New York cheesecakes makes for a rich and dreamy dessert perfect with freshly sliced strawberries and nutella swirls. Worth all the calories and every minute of effort.
I know it’s been a whole week since my last post but I’ve got a perfectly good explanation!
I was skiing in Canada with D and my family and absolutely did not have a minute to get to a computer; the mountain was calling my name day and night.
Skiing is my absolute favorite thing to do and I know I can be a pain to everyone around me because nobody else is interested in skiing until they drop, like I am. I just cannot roll around in a hotel bed after breakfast knowing that I am missing out on valuable skiing moments.
Thankfully everyone came back safe and sound, no broken bones, just some minor collisions and bruises.
Also we were thankfully NOT skiing at Sugar Loaf, otherwise we might have been scarred forever. : /
Anyway, seeing as how it’s been a while since my last post, I figured I’d go with cheesecake today. Cheesecake is one of my all time favorite desserts so it was about time I make the classic NY cheesecake. There is no kidding around with this one. We’re talking about a solid two and half pounds of cream cheese and seven eggs. YIKES!
The end result though is incredible. So smooth, so rich, so decadent. A truly impressive cake, where a thin sliver goes a long way.

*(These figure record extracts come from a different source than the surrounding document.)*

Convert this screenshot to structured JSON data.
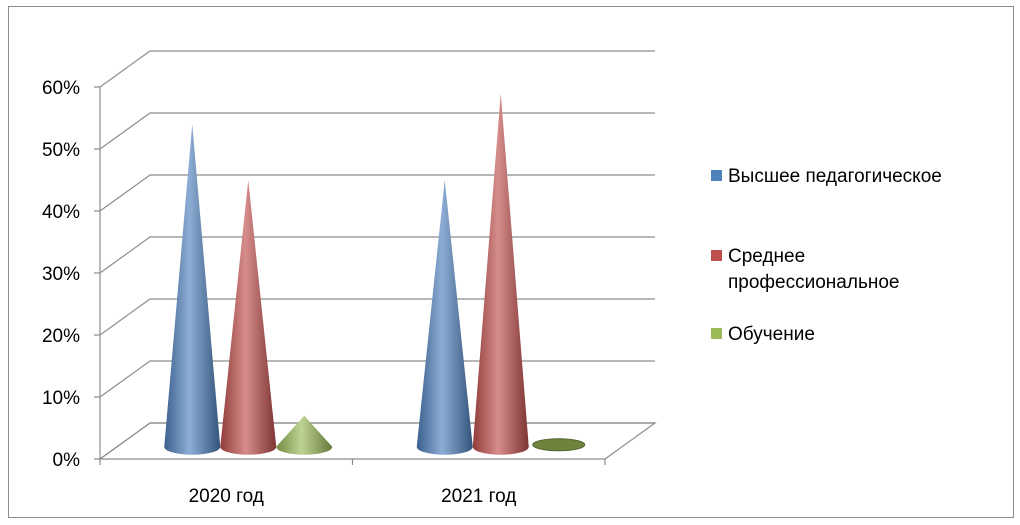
{
  "chart_data": {
    "type": "bar",
    "style": "3d-cone",
    "categories": [
      "2020 год",
      "2021 год"
    ],
    "series": [
      {
        "name": "Высшее педагогическое",
        "values": [
          52,
          43
        ],
        "color": "#4f81bd"
      },
      {
        "name": "Среднее профессиональное",
        "values": [
          43,
          57
        ],
        "color": "#c0504d"
      },
      {
        "name": "Обучение",
        "values": [
          5,
          0
        ],
        "color": "#9bbb59"
      }
    ],
    "y_ticks": [
      "0%",
      "10%",
      "20%",
      "30%",
      "40%",
      "50%",
      "60%"
    ],
    "ylim": [
      0,
      60
    ],
    "unit": "%",
    "grid": true,
    "legend_position": "right"
  }
}
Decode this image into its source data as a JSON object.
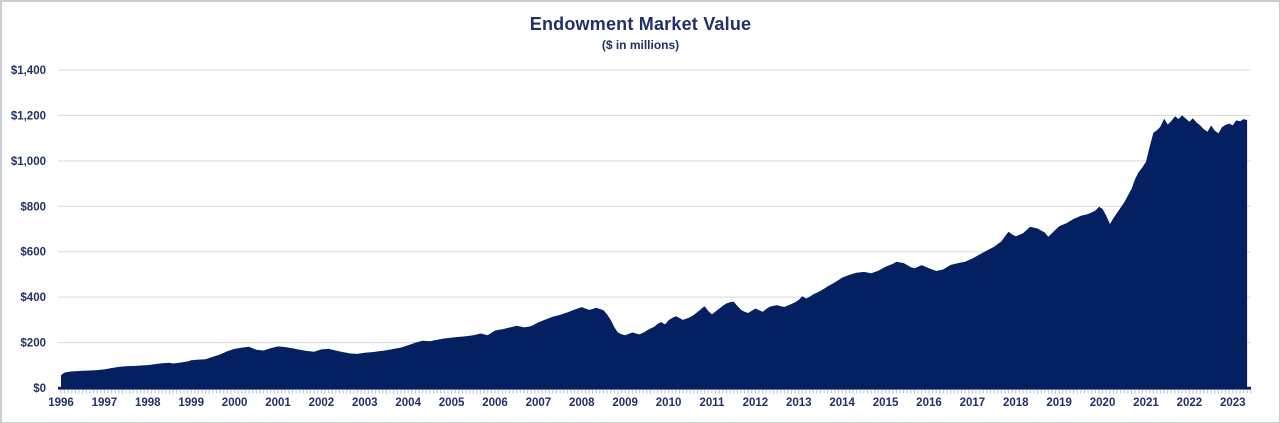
{
  "title": "Endowment Market Value",
  "subtitle": "($ in millions)",
  "colors": {
    "fill": "#052060",
    "axis_line": "#052060",
    "text": "#1F3168",
    "gridline": "#D9D9D9",
    "minor_tick": "#B7BECF",
    "background": "#FFFFFF",
    "border": "#C9CCD2"
  },
  "chart_data": {
    "type": "area",
    "title": "Endowment Market Value",
    "subtitle": "($ in millions)",
    "x_unit": "fiscal year (decimal years, monthly resolution)",
    "xlim": [
      1996,
      2023.42
    ],
    "ylim": [
      0,
      1400
    ],
    "grid": true,
    "legend": false,
    "y_ticks": [
      0,
      200,
      400,
      600,
      800,
      1000,
      1200,
      1400
    ],
    "y_tick_labels": [
      "$0",
      "$200",
      "$400",
      "$600",
      "$800",
      "$1,000",
      "$1,200",
      "$1,400"
    ],
    "x_tick_labels": [
      "1996",
      "1997",
      "1998",
      "1999",
      "2000",
      "2001",
      "2002",
      "2003",
      "2004",
      "2005",
      "2006",
      "2007",
      "2008",
      "2009",
      "2010",
      "2011",
      "2012",
      "2013",
      "2014",
      "2015",
      "2016",
      "2017",
      "2018",
      "2019",
      "2020",
      "2021",
      "2022",
      "2023"
    ],
    "points": [
      [
        1996.0,
        57
      ],
      [
        1996.08,
        68
      ],
      [
        1996.17,
        71
      ],
      [
        1996.25,
        73
      ],
      [
        1996.33,
        74
      ],
      [
        1996.5,
        76
      ],
      [
        1996.67,
        77
      ],
      [
        1996.83,
        79
      ],
      [
        1997.0,
        82
      ],
      [
        1997.17,
        88
      ],
      [
        1997.33,
        93
      ],
      [
        1997.5,
        96
      ],
      [
        1997.67,
        97
      ],
      [
        1997.83,
        99
      ],
      [
        1998.0,
        101
      ],
      [
        1998.17,
        105
      ],
      [
        1998.33,
        109
      ],
      [
        1998.5,
        111
      ],
      [
        1998.58,
        108
      ],
      [
        1998.75,
        112
      ],
      [
        1998.92,
        117
      ],
      [
        1999.0,
        122
      ],
      [
        1999.17,
        125
      ],
      [
        1999.33,
        127
      ],
      [
        1999.5,
        138
      ],
      [
        1999.67,
        148
      ],
      [
        1999.83,
        162
      ],
      [
        2000.0,
        172
      ],
      [
        2000.17,
        178
      ],
      [
        2000.33,
        182
      ],
      [
        2000.5,
        168
      ],
      [
        2000.67,
        165
      ],
      [
        2000.83,
        175
      ],
      [
        2001.0,
        183
      ],
      [
        2001.17,
        180
      ],
      [
        2001.33,
        175
      ],
      [
        2001.5,
        168
      ],
      [
        2001.67,
        163
      ],
      [
        2001.83,
        160
      ],
      [
        2002.0,
        170
      ],
      [
        2002.17,
        172
      ],
      [
        2002.33,
        165
      ],
      [
        2002.5,
        158
      ],
      [
        2002.67,
        152
      ],
      [
        2002.83,
        150
      ],
      [
        2003.0,
        155
      ],
      [
        2003.17,
        158
      ],
      [
        2003.33,
        162
      ],
      [
        2003.5,
        166
      ],
      [
        2003.67,
        172
      ],
      [
        2003.83,
        178
      ],
      [
        2004.0,
        188
      ],
      [
        2004.17,
        200
      ],
      [
        2004.33,
        208
      ],
      [
        2004.5,
        206
      ],
      [
        2004.67,
        212
      ],
      [
        2004.83,
        218
      ],
      [
        2005.0,
        222
      ],
      [
        2005.17,
        225
      ],
      [
        2005.33,
        228
      ],
      [
        2005.5,
        232
      ],
      [
        2005.67,
        240
      ],
      [
        2005.83,
        232
      ],
      [
        2006.0,
        253
      ],
      [
        2006.17,
        259
      ],
      [
        2006.33,
        266
      ],
      [
        2006.5,
        274
      ],
      [
        2006.67,
        267
      ],
      [
        2006.83,
        272
      ],
      [
        2007.0,
        289
      ],
      [
        2007.17,
        302
      ],
      [
        2007.33,
        314
      ],
      [
        2007.5,
        322
      ],
      [
        2007.67,
        333
      ],
      [
        2007.83,
        345
      ],
      [
        2008.0,
        356
      ],
      [
        2008.08,
        350
      ],
      [
        2008.17,
        344
      ],
      [
        2008.25,
        348
      ],
      [
        2008.33,
        353
      ],
      [
        2008.42,
        348
      ],
      [
        2008.5,
        342
      ],
      [
        2008.58,
        325
      ],
      [
        2008.67,
        298
      ],
      [
        2008.75,
        268
      ],
      [
        2008.83,
        245
      ],
      [
        2008.92,
        236
      ],
      [
        2009.0,
        232
      ],
      [
        2009.08,
        238
      ],
      [
        2009.17,
        245
      ],
      [
        2009.25,
        240
      ],
      [
        2009.33,
        236
      ],
      [
        2009.42,
        244
      ],
      [
        2009.5,
        253
      ],
      [
        2009.58,
        262
      ],
      [
        2009.67,
        270
      ],
      [
        2009.75,
        283
      ],
      [
        2009.83,
        290
      ],
      [
        2009.92,
        280
      ],
      [
        2010.0,
        298
      ],
      [
        2010.08,
        308
      ],
      [
        2010.17,
        316
      ],
      [
        2010.25,
        308
      ],
      [
        2010.33,
        300
      ],
      [
        2010.42,
        306
      ],
      [
        2010.5,
        312
      ],
      [
        2010.58,
        322
      ],
      [
        2010.67,
        335
      ],
      [
        2010.75,
        348
      ],
      [
        2010.83,
        360
      ],
      [
        2010.92,
        338
      ],
      [
        2011.0,
        324
      ],
      [
        2011.08,
        337
      ],
      [
        2011.17,
        350
      ],
      [
        2011.25,
        362
      ],
      [
        2011.33,
        372
      ],
      [
        2011.42,
        378
      ],
      [
        2011.5,
        380
      ],
      [
        2011.58,
        362
      ],
      [
        2011.67,
        344
      ],
      [
        2011.75,
        336
      ],
      [
        2011.83,
        330
      ],
      [
        2011.92,
        340
      ],
      [
        2012.0,
        350
      ],
      [
        2012.08,
        343
      ],
      [
        2012.17,
        336
      ],
      [
        2012.25,
        348
      ],
      [
        2012.33,
        358
      ],
      [
        2012.42,
        362
      ],
      [
        2012.5,
        365
      ],
      [
        2012.58,
        360
      ],
      [
        2012.67,
        357
      ],
      [
        2012.75,
        363
      ],
      [
        2012.83,
        370
      ],
      [
        2012.92,
        378
      ],
      [
        2013.0,
        388
      ],
      [
        2013.08,
        404
      ],
      [
        2013.17,
        394
      ],
      [
        2013.25,
        402
      ],
      [
        2013.33,
        412
      ],
      [
        2013.42,
        420
      ],
      [
        2013.5,
        428
      ],
      [
        2013.58,
        437
      ],
      [
        2013.67,
        448
      ],
      [
        2013.75,
        456
      ],
      [
        2013.83,
        465
      ],
      [
        2013.92,
        476
      ],
      [
        2014.0,
        486
      ],
      [
        2014.17,
        499
      ],
      [
        2014.33,
        507
      ],
      [
        2014.5,
        511
      ],
      [
        2014.67,
        505
      ],
      [
        2014.83,
        516
      ],
      [
        2015.0,
        534
      ],
      [
        2015.17,
        547
      ],
      [
        2015.25,
        556
      ],
      [
        2015.42,
        550
      ],
      [
        2015.58,
        532
      ],
      [
        2015.67,
        527
      ],
      [
        2015.83,
        541
      ],
      [
        2016.0,
        527
      ],
      [
        2016.17,
        515
      ],
      [
        2016.33,
        522
      ],
      [
        2016.5,
        542
      ],
      [
        2016.67,
        550
      ],
      [
        2016.83,
        556
      ],
      [
        2017.0,
        570
      ],
      [
        2017.17,
        588
      ],
      [
        2017.33,
        605
      ],
      [
        2017.5,
        622
      ],
      [
        2017.67,
        646
      ],
      [
        2017.83,
        688
      ],
      [
        2017.92,
        676
      ],
      [
        2018.0,
        668
      ],
      [
        2018.17,
        682
      ],
      [
        2018.33,
        710
      ],
      [
        2018.5,
        702
      ],
      [
        2018.67,
        684
      ],
      [
        2018.75,
        666
      ],
      [
        2018.92,
        698
      ],
      [
        2019.0,
        712
      ],
      [
        2019.17,
        726
      ],
      [
        2019.33,
        744
      ],
      [
        2019.5,
        758
      ],
      [
        2019.67,
        766
      ],
      [
        2019.83,
        780
      ],
      [
        2019.92,
        798
      ],
      [
        2020.0,
        788
      ],
      [
        2020.08,
        760
      ],
      [
        2020.17,
        722
      ],
      [
        2020.25,
        748
      ],
      [
        2020.33,
        770
      ],
      [
        2020.5,
        818
      ],
      [
        2020.67,
        878
      ],
      [
        2020.75,
        920
      ],
      [
        2020.83,
        950
      ],
      [
        2020.92,
        972
      ],
      [
        2021.0,
        996
      ],
      [
        2021.08,
        1058
      ],
      [
        2021.17,
        1124
      ],
      [
        2021.25,
        1134
      ],
      [
        2021.33,
        1150
      ],
      [
        2021.42,
        1186
      ],
      [
        2021.5,
        1160
      ],
      [
        2021.58,
        1174
      ],
      [
        2021.67,
        1196
      ],
      [
        2021.75,
        1184
      ],
      [
        2021.83,
        1200
      ],
      [
        2021.92,
        1186
      ],
      [
        2022.0,
        1172
      ],
      [
        2022.08,
        1188
      ],
      [
        2022.17,
        1168
      ],
      [
        2022.25,
        1156
      ],
      [
        2022.33,
        1140
      ],
      [
        2022.42,
        1128
      ],
      [
        2022.5,
        1156
      ],
      [
        2022.58,
        1134
      ],
      [
        2022.67,
        1121
      ],
      [
        2022.75,
        1148
      ],
      [
        2022.83,
        1158
      ],
      [
        2022.92,
        1164
      ],
      [
        2023.0,
        1156
      ],
      [
        2023.08,
        1178
      ],
      [
        2023.17,
        1174
      ],
      [
        2023.25,
        1184
      ],
      [
        2023.33,
        1180
      ]
    ]
  }
}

Tutella swirls and strawberry slices made for a great topping to balance out the thickness and creaminess of the cake itself.
ometimes you buy strawberries and they taste like absolutely nothing, as if they’ve just been put together in a lab and colored red and green. Somehow I lucked out with these strawberries though, they were full of flavor, so sweet and absolutely delicious.

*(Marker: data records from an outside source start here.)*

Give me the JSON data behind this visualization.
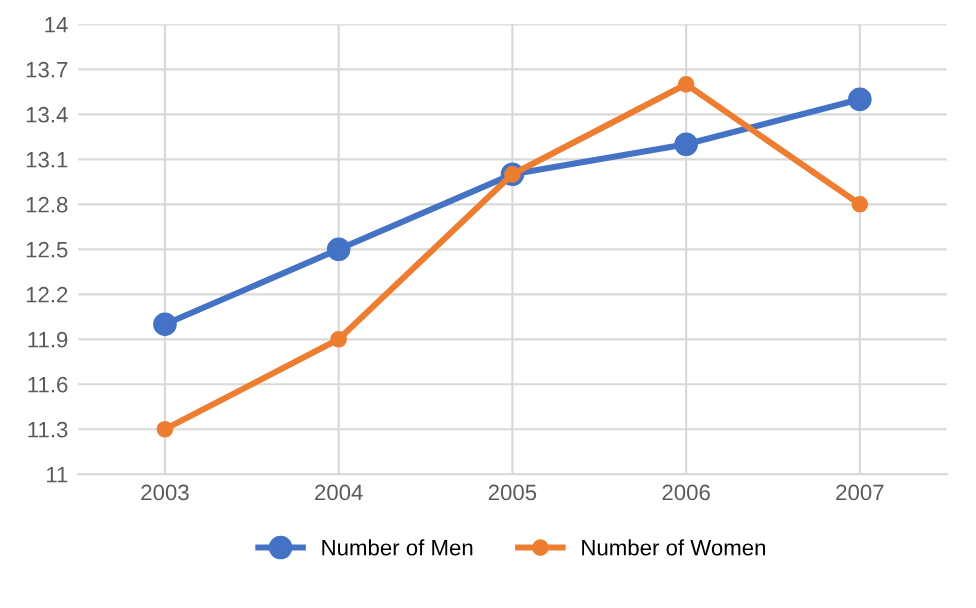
{
  "chart_data": {
    "type": "line",
    "categories": [
      "2003",
      "2004",
      "2005",
      "2006",
      "2007"
    ],
    "series": [
      {
        "name": "Number of Men",
        "color": "#4472c4",
        "values": [
          12,
          12.5,
          13,
          13.2,
          13.5
        ]
      },
      {
        "name": "Number of Women",
        "color": "#ed7d31",
        "values": [
          11.3,
          11.9,
          13,
          13.6,
          12.8
        ]
      }
    ],
    "ylim": [
      11,
      14
    ],
    "yticks": [
      11,
      11.3,
      11.6,
      11.9,
      12.2,
      12.5,
      12.8,
      13.1,
      13.4,
      13.7,
      14
    ],
    "grid": true,
    "legend": "bottom",
    "marker": "circle",
    "line_style": "solid"
  }
}
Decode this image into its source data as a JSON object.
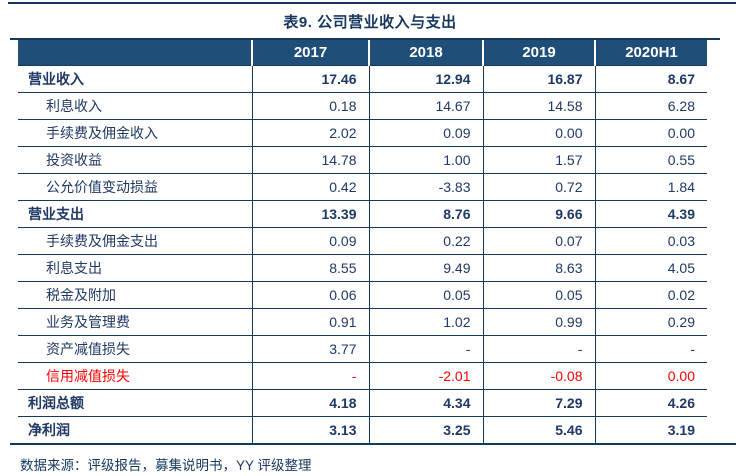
{
  "title": "表9. 公司营业收入与支出",
  "source_note": "数据来源：评级报告，募集说明书，YY 评级整理",
  "colors": {
    "header_bg": "#1F4E79",
    "text_navy": "#1F3864",
    "border_navy": "#17375E",
    "negative_red": "#FF0000",
    "header_text": "#FFFFFF"
  },
  "table": {
    "columns": [
      "",
      "2017",
      "2018",
      "2019",
      "2020H1"
    ],
    "rows": [
      {
        "label": "营业收入",
        "bold": true,
        "indent": false,
        "red": false,
        "values": [
          "17.46",
          "12.94",
          "16.87",
          "8.67"
        ]
      },
      {
        "label": "利息收入",
        "bold": false,
        "indent": true,
        "red": false,
        "values": [
          "0.18",
          "14.67",
          "14.58",
          "6.28"
        ]
      },
      {
        "label": "手续费及佣金收入",
        "bold": false,
        "indent": true,
        "red": false,
        "values": [
          "2.02",
          "0.09",
          "0.00",
          "0.00"
        ]
      },
      {
        "label": "投资收益",
        "bold": false,
        "indent": true,
        "red": false,
        "values": [
          "14.78",
          "1.00",
          "1.57",
          "0.55"
        ]
      },
      {
        "label": "公允价值变动损益",
        "bold": false,
        "indent": true,
        "red": false,
        "values": [
          "0.42",
          "-3.83",
          "0.72",
          "1.84"
        ]
      },
      {
        "label": "营业支出",
        "bold": true,
        "indent": false,
        "red": false,
        "values": [
          "13.39",
          "8.76",
          "9.66",
          "4.39"
        ]
      },
      {
        "label": "手续费及佣金支出",
        "bold": false,
        "indent": true,
        "red": false,
        "values": [
          "0.09",
          "0.22",
          "0.07",
          "0.03"
        ]
      },
      {
        "label": "利息支出",
        "bold": false,
        "indent": true,
        "red": false,
        "values": [
          "8.55",
          "9.49",
          "8.63",
          "4.05"
        ]
      },
      {
        "label": "税金及附加",
        "bold": false,
        "indent": true,
        "red": false,
        "values": [
          "0.06",
          "0.05",
          "0.05",
          "0.02"
        ]
      },
      {
        "label": "业务及管理费",
        "bold": false,
        "indent": true,
        "red": false,
        "values": [
          "0.91",
          "1.02",
          "0.99",
          "0.29"
        ]
      },
      {
        "label": "资产减值损失",
        "bold": false,
        "indent": true,
        "red": false,
        "values": [
          "3.77",
          "-",
          "-",
          "-"
        ]
      },
      {
        "label": "信用减值损失",
        "bold": false,
        "indent": true,
        "red": true,
        "values": [
          "-",
          "-2.01",
          "-0.08",
          "0.00"
        ]
      },
      {
        "label": "利润总额",
        "bold": true,
        "indent": false,
        "red": false,
        "values": [
          "4.18",
          "4.34",
          "7.29",
          "4.26"
        ]
      },
      {
        "label": "净利润",
        "bold": true,
        "indent": false,
        "red": false,
        "values": [
          "3.13",
          "3.25",
          "5.46",
          "3.19"
        ]
      }
    ]
  }
}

- 1½ cup graham cracker crumbs
- ¼ cup white sugar
- ¼ cup butter, melted
- 40 oz cream cheese, room temperature
- 5 eggs, room temperature
- 2 egg yolks, room temperature
- 1¾ cup white sugar
- 2 tablespoons flour
- ¼ cup heavy cream
- 1 teaspoon vanilla
- 1 teaspoon lemon juice
- 1 package of strawberries
- Preheat oven to 200 degrees F.
- Combine graham cracker crumbs with ¼ cup sugar and melted butter. Grease a 10 inch spring form pan with cooking spray and then press mixture into the bottom to create the crust. Place crust in refrigerator while preparing batter.
- Beat cream cheese until smooth and add egss, one at a time, beating until just incorporated. Add the 1¾ cup sugar, flour, and heavy cream. Beat until smooth. Add vanilla extract and lemon juice, beat until incorporated.

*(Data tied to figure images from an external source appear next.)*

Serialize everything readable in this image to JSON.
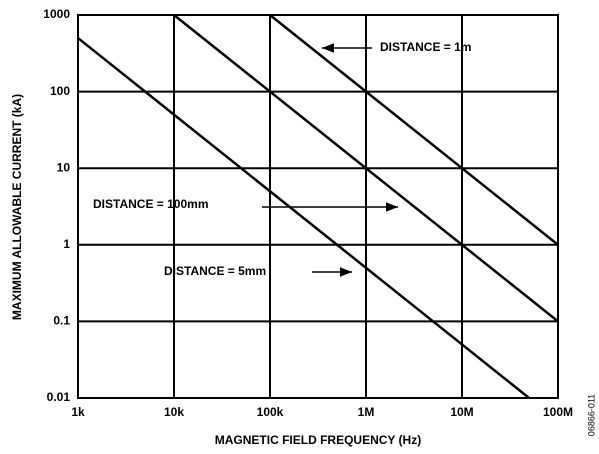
{
  "chart_data": {
    "type": "line",
    "x_label": "MAGNETIC FIELD FREQUENCY (Hz)",
    "y_label": "MAXIMUM ALLOWABLE CURRENT (kA)",
    "figure_id": "06866-011",
    "log_x": true,
    "log_y": true,
    "grid": true,
    "color": "#000000",
    "xlim": [
      1000,
      100000000
    ],
    "ylim": [
      0.01,
      1000
    ],
    "xticks": [
      {
        "value": 1000,
        "label": "1k"
      },
      {
        "value": 10000,
        "label": "10k"
      },
      {
        "value": 100000,
        "label": "100k"
      },
      {
        "value": 1000000,
        "label": "1M"
      },
      {
        "value": 10000000,
        "label": "10M"
      },
      {
        "value": 100000000,
        "label": "100M"
      }
    ],
    "yticks": [
      0.01,
      0.1,
      1,
      10,
      100,
      1000
    ],
    "series": [
      {
        "name": "DISTANCE = 1m",
        "x": [
          100000,
          100000000
        ],
        "values": [
          1000,
          1
        ]
      },
      {
        "name": "DISTANCE = 100mm",
        "x": [
          10000,
          100000000
        ],
        "values": [
          1000,
          0.1
        ]
      },
      {
        "name": "DISTANCE = 5mm",
        "x": [
          1000,
          50000000
        ],
        "values": [
          500,
          0.01
        ]
      }
    ]
  }
}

- Fill roasting pan with boiling water and place on lower oven shelf. Pour batter into prepared crust and bake for 3 hours 20 minutes on higher oven shelf. Turn oven off and leave the door slightly open. Leave cheesecake in turned off oven for 90 minutes. Let cheesecake cool completely and the refrigerate overnight.
- Serve with fresh strawberries and nutella.